In fact I lost my nerve after six digits, hung up, took deep breaths, redialled; her Continental mother answered, I hung up again.
On my way to the bathroom I glimpsed Jenny and Norman standing by the cooker. They were enjoying a kiss – well, more of a snog really. It didn’t look half as extraordinary as one might have thought.
But you should have seen my parents, when they got the news.
The Highway breakfast-table, once again, the Saturday before Easter :
‘My God,’ cries mother, ‘Jenny’s going to be married.’
Gordon Highway: ‘Jenny ?’
‘Jennifer. To a businessman. Thirtyish. “Norman Entwistle”.’
‘What kind of businessman?’
‘Household “appliances”.’ She reads on. ‘Second-hand appliances.’
‘My God.’
‘In a fortnight. She’s giving up Bristol.’
My father leans over. To whom is that letter addressed?’
‘Both of us. I opened it because —’
‘I see. Well, she’s twenty-four’ (actually she’s twenty-three), ‘legally an adult. I see no point in forcing the issue.’ He sighs. ‘There’ll be some sort of reception to arrange… ?’
‘Jenny says she realizes it’s short notice. She says she rather thinks a small dinner-party. At his house.’
My father looks up meanly from his newspaper. ‘Well. That’s something.’
The following weekend the young couple motored down for tea. I diluted it. My Valium-ed mother fluttered between them on the sofa. My father paced the hearth. When Norman gave voice to such idioms as ‘settee’, ‘pardon?’, and at one point ‘toilet’, my father could be seen to wince as a man who is in pain will wince. He was a bit thrown by the opulence of Norman’s car and accoutrements – but he wasn’t a man to be gulled by the mere tokens of privilege. (Furthermore, my father was so very much shorter than Norman that Norman had had to go down practically on his haunches to be introduced.)
While my mother and sister convened their teach-in on babies, honeymoons and pre-menstrual tension, I gave Norman a game of backgammon – later abandoned for pontoon. We seemed to get on quite well.
‘It could conceivably be worse, I suppose,’ my father supposed when they’d gone.
Gloria and I had just reached an impasse on the subject of is there, or is there not – excluding, for the purposes of argument, the Tamla-Motown genre – a legitimate place for brass accompaniment in the current pop scene, when I counted down from ten in my head and glided forward in her direction, eyes half closed, lips pursed, arms spread wide.

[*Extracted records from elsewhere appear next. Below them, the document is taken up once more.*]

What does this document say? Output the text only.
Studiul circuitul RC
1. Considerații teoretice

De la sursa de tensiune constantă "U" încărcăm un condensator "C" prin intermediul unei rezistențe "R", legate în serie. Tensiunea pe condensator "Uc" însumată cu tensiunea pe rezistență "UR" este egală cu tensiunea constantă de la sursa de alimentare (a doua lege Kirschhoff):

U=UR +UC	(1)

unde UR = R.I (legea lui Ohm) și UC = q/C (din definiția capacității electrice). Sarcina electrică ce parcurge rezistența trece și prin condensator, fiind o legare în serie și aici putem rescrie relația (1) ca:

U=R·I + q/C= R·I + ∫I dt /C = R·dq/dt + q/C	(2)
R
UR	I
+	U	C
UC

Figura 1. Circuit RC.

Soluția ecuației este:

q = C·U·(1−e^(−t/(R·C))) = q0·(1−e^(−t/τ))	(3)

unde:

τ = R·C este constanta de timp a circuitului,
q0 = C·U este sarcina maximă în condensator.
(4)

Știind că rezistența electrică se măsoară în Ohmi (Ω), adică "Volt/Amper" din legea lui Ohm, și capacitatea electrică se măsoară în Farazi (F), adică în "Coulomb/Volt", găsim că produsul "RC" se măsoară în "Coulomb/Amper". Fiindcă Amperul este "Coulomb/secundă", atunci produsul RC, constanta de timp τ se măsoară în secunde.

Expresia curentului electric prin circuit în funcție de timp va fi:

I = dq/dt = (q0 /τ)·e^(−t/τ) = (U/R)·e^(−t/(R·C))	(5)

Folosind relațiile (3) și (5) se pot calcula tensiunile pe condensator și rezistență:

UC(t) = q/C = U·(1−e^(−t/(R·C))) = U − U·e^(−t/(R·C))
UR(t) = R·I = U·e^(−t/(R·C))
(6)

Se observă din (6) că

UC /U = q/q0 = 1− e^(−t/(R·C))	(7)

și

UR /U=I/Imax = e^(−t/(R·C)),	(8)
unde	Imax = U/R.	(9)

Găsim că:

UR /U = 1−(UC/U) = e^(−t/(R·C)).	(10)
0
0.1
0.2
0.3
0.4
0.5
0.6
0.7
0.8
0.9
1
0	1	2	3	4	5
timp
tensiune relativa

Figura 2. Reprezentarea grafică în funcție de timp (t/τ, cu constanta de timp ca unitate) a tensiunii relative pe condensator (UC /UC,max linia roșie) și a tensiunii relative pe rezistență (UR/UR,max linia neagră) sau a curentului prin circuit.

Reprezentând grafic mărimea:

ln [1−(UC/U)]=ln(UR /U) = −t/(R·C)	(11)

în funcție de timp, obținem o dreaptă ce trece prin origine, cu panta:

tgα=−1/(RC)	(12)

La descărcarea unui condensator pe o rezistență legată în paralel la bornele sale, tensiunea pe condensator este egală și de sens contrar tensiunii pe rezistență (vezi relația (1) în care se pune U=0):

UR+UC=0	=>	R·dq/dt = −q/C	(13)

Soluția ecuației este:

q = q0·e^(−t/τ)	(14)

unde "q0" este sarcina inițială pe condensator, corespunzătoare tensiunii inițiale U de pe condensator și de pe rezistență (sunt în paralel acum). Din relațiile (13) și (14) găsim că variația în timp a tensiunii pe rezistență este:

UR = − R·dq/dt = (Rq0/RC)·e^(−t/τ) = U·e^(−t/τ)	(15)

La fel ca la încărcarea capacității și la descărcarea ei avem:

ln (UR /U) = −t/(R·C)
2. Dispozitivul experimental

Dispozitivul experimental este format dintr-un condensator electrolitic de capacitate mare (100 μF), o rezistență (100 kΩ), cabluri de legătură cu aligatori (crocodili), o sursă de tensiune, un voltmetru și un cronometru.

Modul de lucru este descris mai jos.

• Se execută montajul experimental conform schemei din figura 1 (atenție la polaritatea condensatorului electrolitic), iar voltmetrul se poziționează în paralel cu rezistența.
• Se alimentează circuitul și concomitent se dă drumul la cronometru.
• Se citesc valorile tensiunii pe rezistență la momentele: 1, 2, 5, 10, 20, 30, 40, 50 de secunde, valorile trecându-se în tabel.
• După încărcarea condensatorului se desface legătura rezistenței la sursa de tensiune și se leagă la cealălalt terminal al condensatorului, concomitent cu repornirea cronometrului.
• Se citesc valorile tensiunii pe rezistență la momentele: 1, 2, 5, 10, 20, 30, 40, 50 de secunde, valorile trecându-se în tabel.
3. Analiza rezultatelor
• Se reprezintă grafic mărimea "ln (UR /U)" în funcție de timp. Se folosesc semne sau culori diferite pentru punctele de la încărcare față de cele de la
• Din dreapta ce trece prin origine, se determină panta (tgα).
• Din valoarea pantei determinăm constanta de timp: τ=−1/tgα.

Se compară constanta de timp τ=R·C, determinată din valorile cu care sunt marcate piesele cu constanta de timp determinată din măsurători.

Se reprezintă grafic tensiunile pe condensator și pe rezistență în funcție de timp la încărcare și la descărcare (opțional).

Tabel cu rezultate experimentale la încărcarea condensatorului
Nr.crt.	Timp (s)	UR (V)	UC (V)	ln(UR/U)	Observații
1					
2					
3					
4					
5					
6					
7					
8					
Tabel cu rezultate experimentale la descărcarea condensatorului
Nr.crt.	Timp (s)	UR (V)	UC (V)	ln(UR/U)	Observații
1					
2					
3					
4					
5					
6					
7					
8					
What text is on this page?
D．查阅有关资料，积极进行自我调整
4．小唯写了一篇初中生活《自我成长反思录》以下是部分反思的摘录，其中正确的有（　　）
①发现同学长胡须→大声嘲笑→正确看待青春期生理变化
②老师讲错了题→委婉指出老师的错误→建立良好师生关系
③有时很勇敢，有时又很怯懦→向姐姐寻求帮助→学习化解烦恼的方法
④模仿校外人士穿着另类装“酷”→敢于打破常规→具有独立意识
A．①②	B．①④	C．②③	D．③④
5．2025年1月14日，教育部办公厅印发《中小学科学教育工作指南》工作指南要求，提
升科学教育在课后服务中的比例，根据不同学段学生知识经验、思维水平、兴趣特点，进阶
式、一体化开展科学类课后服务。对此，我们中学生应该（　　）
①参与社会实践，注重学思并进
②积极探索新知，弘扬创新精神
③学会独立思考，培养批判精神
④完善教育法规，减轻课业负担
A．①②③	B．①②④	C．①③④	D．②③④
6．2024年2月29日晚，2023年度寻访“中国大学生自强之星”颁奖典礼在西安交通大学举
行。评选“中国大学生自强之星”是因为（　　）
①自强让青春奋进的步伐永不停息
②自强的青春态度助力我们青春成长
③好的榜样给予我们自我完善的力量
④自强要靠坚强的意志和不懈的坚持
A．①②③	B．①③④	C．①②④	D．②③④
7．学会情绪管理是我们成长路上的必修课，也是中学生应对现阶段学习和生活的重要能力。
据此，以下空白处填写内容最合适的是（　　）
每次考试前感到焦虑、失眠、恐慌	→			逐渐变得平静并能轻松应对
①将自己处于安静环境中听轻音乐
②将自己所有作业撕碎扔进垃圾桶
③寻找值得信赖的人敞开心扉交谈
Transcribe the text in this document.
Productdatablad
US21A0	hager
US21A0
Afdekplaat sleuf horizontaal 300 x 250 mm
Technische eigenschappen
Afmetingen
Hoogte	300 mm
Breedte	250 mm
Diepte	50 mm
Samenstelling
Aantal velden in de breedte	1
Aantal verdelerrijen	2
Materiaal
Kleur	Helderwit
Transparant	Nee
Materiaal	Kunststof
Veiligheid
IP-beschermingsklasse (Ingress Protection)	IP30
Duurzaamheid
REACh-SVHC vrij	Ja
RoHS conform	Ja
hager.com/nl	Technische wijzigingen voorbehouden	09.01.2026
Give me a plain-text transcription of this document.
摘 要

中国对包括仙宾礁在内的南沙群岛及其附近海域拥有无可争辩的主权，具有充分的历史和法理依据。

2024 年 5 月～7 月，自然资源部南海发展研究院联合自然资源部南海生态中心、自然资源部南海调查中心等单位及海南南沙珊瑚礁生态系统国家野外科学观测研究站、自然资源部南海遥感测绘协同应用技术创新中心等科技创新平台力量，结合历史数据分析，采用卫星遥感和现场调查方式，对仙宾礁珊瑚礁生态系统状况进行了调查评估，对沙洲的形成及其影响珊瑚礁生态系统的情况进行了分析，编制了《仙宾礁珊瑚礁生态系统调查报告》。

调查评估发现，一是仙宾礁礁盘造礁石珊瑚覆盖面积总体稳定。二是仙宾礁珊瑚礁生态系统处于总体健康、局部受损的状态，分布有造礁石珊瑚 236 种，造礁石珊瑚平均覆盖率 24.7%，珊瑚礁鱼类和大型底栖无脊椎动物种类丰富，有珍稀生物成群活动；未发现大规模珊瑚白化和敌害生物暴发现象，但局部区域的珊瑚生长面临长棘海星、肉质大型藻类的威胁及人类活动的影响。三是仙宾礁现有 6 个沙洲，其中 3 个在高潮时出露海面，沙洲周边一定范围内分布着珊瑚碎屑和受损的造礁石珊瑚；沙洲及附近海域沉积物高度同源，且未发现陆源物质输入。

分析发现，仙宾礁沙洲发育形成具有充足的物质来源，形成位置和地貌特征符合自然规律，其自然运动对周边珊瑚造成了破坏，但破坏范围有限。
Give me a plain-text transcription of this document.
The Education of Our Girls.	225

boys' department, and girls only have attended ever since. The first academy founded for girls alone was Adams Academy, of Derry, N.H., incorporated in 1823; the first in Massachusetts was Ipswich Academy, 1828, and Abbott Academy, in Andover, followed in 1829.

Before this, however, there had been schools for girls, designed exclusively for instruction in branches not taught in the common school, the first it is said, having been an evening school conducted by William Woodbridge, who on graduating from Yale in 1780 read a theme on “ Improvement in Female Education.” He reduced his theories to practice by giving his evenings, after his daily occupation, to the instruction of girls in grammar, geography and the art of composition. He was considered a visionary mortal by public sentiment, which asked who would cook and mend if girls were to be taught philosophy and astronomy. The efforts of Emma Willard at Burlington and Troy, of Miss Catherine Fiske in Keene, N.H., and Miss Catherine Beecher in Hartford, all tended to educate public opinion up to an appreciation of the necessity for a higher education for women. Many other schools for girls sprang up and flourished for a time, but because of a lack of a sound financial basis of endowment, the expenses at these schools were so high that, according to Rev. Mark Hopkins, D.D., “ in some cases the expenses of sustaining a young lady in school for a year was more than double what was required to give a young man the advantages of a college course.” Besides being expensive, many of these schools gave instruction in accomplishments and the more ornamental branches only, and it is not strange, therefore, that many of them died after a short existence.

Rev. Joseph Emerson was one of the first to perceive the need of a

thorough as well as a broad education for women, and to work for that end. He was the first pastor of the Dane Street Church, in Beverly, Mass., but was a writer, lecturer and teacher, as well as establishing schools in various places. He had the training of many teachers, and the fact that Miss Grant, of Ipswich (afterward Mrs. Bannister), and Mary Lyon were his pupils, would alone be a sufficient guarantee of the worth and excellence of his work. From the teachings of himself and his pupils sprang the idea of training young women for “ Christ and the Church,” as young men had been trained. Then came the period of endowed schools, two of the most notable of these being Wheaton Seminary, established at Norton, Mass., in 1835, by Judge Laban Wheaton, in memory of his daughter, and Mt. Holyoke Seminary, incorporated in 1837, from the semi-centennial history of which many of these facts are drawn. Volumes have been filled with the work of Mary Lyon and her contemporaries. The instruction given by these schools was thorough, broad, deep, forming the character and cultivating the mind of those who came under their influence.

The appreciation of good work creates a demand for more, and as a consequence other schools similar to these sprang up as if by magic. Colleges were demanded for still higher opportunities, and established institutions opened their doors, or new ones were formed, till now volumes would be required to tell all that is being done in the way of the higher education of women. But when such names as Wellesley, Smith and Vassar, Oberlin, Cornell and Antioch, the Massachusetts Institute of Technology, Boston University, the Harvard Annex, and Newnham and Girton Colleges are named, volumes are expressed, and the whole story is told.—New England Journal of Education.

Sitting comfortably? In fact, that was a direct quote from Conquests and Techniques: a Synthesis, a folder of mine. Most of the stuff here is in note form, with the odd diagram; but when I get a good idea, or a detail worth elaborating on, then I turn it into a full-dress sentence (and circle it with red ink). The section entitled, simply, ‘Gloria’, I now see, is done in a rather pompous mock-heroic style, like Fielding’s descriptions of pub brawls – the sort of writing I usually have little time for. But there is a sense in which this style is suited to the subject, so I’ll let it pass. That evening had something inimitably teenage about it and, after all, I shall never see its like again.
Firstly, I assume I’m right in saying that teenage sex is quite different from post-teenage sex? It’s not something you do, just something you get done. The over-twenties, I grant you, must see it largely as a matter of obligation, too: but obligation to the partner, not to oneself, like us. Take a look at the scaly witches round your local shopping centre, many of them with children. Grim enough with their clothes on. Imagine them naked! Snatches that yo-yo between their knees, breasts so flaccid you could tie them in a knot. One would have to be literally galvanized on Spanish Fly even to consider it. Yet it gets done somehow. Look at the kids. – The teenager may be more spontaneous, doglike, etc., but it’s generally only another name on the list, only another notch on the cock … Perhaps there’s some kind of plateau during one’s twenties and very early thirties. I might well give statistical weight to these filthy speculations by going down to the village tomorrow morning, twenty years of age, and finding out. (I could easily pull the village idiotess, who in any case, one windless summer night, had wanked Geoffrey and me off through the school railings, simultaneously; we stood there clutching the bars, like prisoners.)